One—or even both—of these two is going die. One of them should have died during the battle with the Army of the Dead. The army, with its new dragon, is definitely headed for the Wall in this finale, where Beric and Tormund stayed behind. Beric’s death is almost a certainty—killing Thoros in the last episode was basically a reminder that Beric was continually brought back to life by Thoros. Without him, Beric can’t be resurrected and his next death with be his final one.
Tormund might make it a little bit longer, but what says things are serious more than one death? Two. Two deaths.

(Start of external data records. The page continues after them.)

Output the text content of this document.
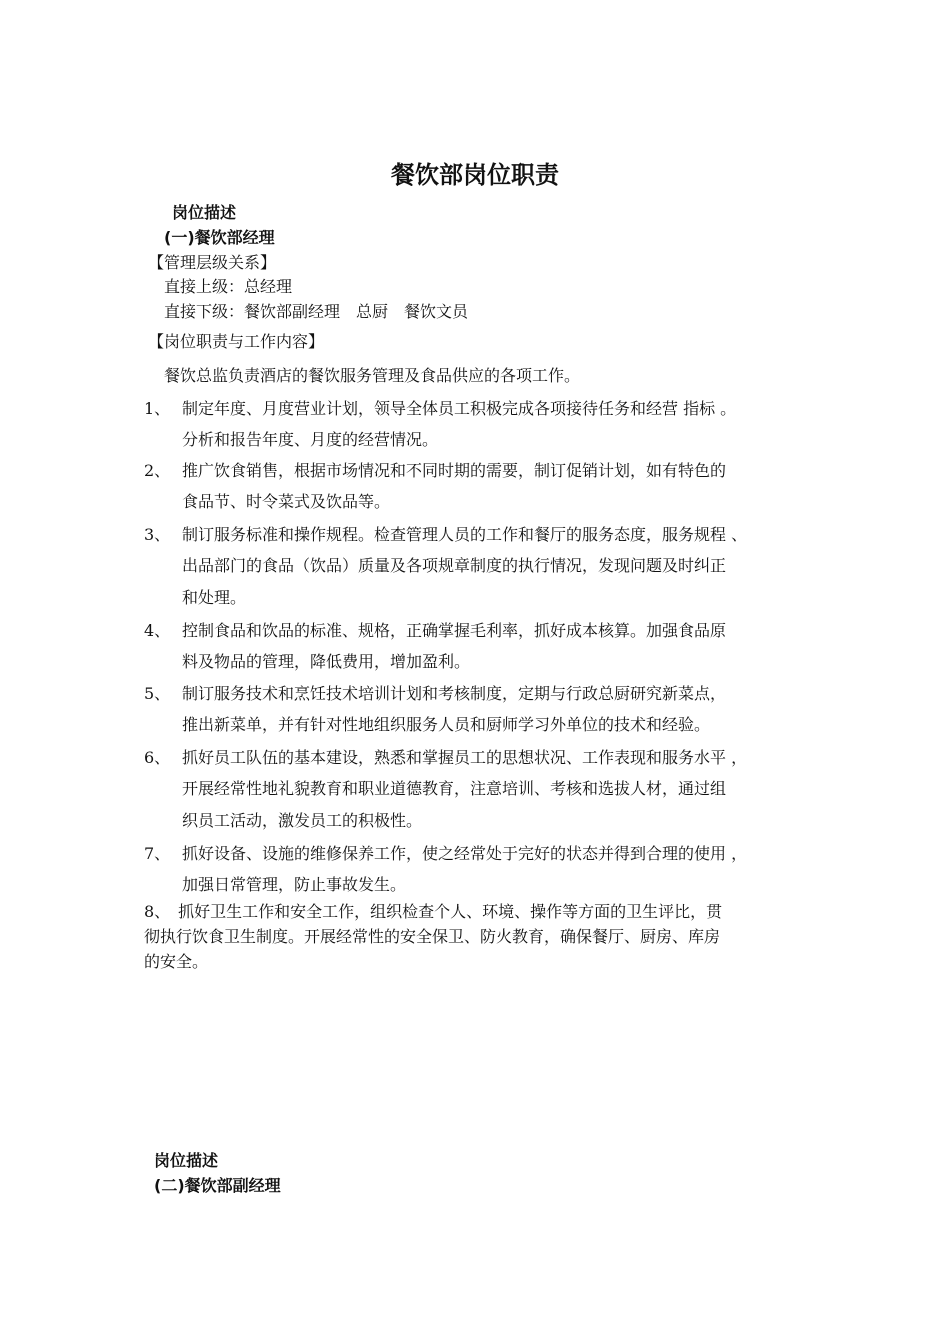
餐饮部岗位职责
岗位描述
(一)餐饮部经理
【管理层级关系】
直接上级：总经理
直接下级：餐饮部副经理　总厨　餐饮文员
【岗位职责与工作内容】
餐饮总监负责酒店的餐饮服务管理及食品供应的各项工作。
1、 制定年度、月度营业计划，领导全体员工积极完成各项接待任务和经营 指标 。
分析和报告年度、月度的经营情况。
2、 推广饮食销售，根据市场情况和不同时期的需要，制订促销计划，如有特色的
食品节、时令菜式及饮品等。
3、 制订服务标准和操作规程。检查管理人员的工作和餐厅的服务态度，服务规程 、
出品部门的食品（饮品）质量及各项规章制度的执行情况，发现问题及时纠正
和处理。
4、 控制食品和饮品的标准、规格，正确掌握毛利率，抓好成本核算。加强食品原
料及物品的管理，降低费用，增加盈利。
5、 制订服务技术和烹饪技术培训计划和考核制度，定期与行政总厨研究新菜点，
推出新菜单，并有针对性地组织服务人员和厨师学习外单位的技术和经验。
6、 抓好员工队伍的基本建设，熟悉和掌握员工的思想状况、工作表现和服务水平 ，
开展经常性地礼貌教育和职业道德教育，注意培训、考核和选拔人材，通过组
织员工活动，激发员工的积极性。
7、 抓好设备、设施的维修保养工作，使之经常处于完好的状态并得到合理的使用 ，
加强日常管理，防止事故发生。
8、　抓好卫生工作和安全工作，组织检查个人、环境、操作等方面的卫生评比，贯
彻执行饮食卫生制度。开展经常性的安全保卫、防火教育，确保餐厅、厨房、库房
的安全。
岗位描述
(二)餐饮部副经理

If Littlefinger doesn’t die in the finale, then story structure has lost all meaning. The only reason for the interminable storyline about Arya and Sansa manipulating each other is to bring them together in the end over the corpse of Littlefinger. More importantly, Littlefinger’s relevance to the actual story has petered out—he’s basically just Sansa’s shoulder demon now. He’s not a major point-of-view character in the books and, in the show, they’ve been ramping up to comeuppance for him.
The only thing holding Littlefinger back from death is if part of this set-up is if Arya is the one who kills Littlefinger and she dies in the process. The show has been setting Arya up as incredibly irrational and sociopathic, and her reconciliation with her sister could come either by killing Littlefinger or dying in the attempt. But Arya’s such an important POV character, it’s hard to see her death coming next week.
It’s Cleganebowl time, everyone! The Hound is headed south with the wight the team captured and we know the Mountain is hanging out behind Cersei, all undead and having not done much at all this season. This is the chance for Cleganebowl to finally come true and pay off all the work that’s been done to get these two in the same place at the same time. Plus, we still haven’t seen the shot of the Hound drawing his sword that was in the trailer—but the background sure looks like the place everyone’s meeting that we saw in the promo for the season finale.
If Cleganebowl finally, to the cheers of fans everywhere, happens, then Gregor absolutely dies (again) and robs Cersei of some of her protection. Whether Sandor dies too is a bit more up in the air, he’s “good” now and the show might be holding out for one more reunion between him and Arya.
While Cersei is a major POV character in the books, her death at some point seems all but assured. Young Cersei got a fortune from Maggy the Frog which stated that she would marry the king, have three children, and “Gold shall be their crowns and gold their shrouds.” In the books—but not the show—Maggy added, “And when your tears have drowned you, the valonqar shall wrap his hands about your pale white throat and choke the life from you.”
Valonqar is High Valyrian for little brother, which Cersei assumes means Tyrion, for obvious reasons (mainly that they hate each other). But many fans believe that Jaime, her twin born seconds after her, will kill her as she gets more bitter, vindictive, and blinding by hate, forcing Jaime to murder a Mad Queen much as he killed the Mad King Aerys Targaryen to save the populace of King’s Landing from his plan to destroy the city rather than lose the throne. Now, the TV show has clearly omitted this part of the prophecy, meaning TV Cersei could be killed by anyone or anything, but there’s still a lot of narrative power in the idea of Jaime being compelled to kill her for the greater good. And the show has built up the growing distance between Jaime and Cersei enough that this seems more and more likely.
If nothing else, Cersei claimed to be pregnant earlier this season and having a fourth child would invalidate the part of Maggy’s prophecy the show did use. That kind of puts a ticking clock on killing the queen in accordance with the prophecy, which kind of hints at her dying sooner rather than later. The real question is: will her death come this season or next? The thing in favor of it being this week is that killing Cersei clears the way for next season to have everybody focus on the fight with the White Walkers.
Jaime’s also a big POV character and he’s had something of a redemption arc that could lead to him being spared. But if he ends up killing Cersei and his unborn child, it’s even odds if he decides to continue on or not.
We haven’t seen much of Varys other than to see him counseling Tyrion that he has to reign in Dany. But one big scene we have seen him in is when Melisandre went packing and she told him that she had “to die in this strange country. Just like you.” Varys urging Tyrion to act and Tyrion’s non-answer to Dany’s question about whether or not he was planning a trap for his sister could very well mean that Varys and Tyrion are working together on a contingency plan. And Varys’ plans have included poison in the past.
Varys could be caught, or just get caught in the crossfire and die. While there is rampant fan speculation that Varys and Littlefinger still have a “game” to finish, the show seems to have abandoned that for a while now.
Gendry does have to die. This show shakes out with only one real claimant to the throne, and the endgame is so not Gendry. That said, it’s unlikely he dies before seeing Arya one last time.
If there is one thing we have learned from this show, it’s that Jon Snow’s plot armor is the thickest around and nothing, nothing, will kill him. At least not for long.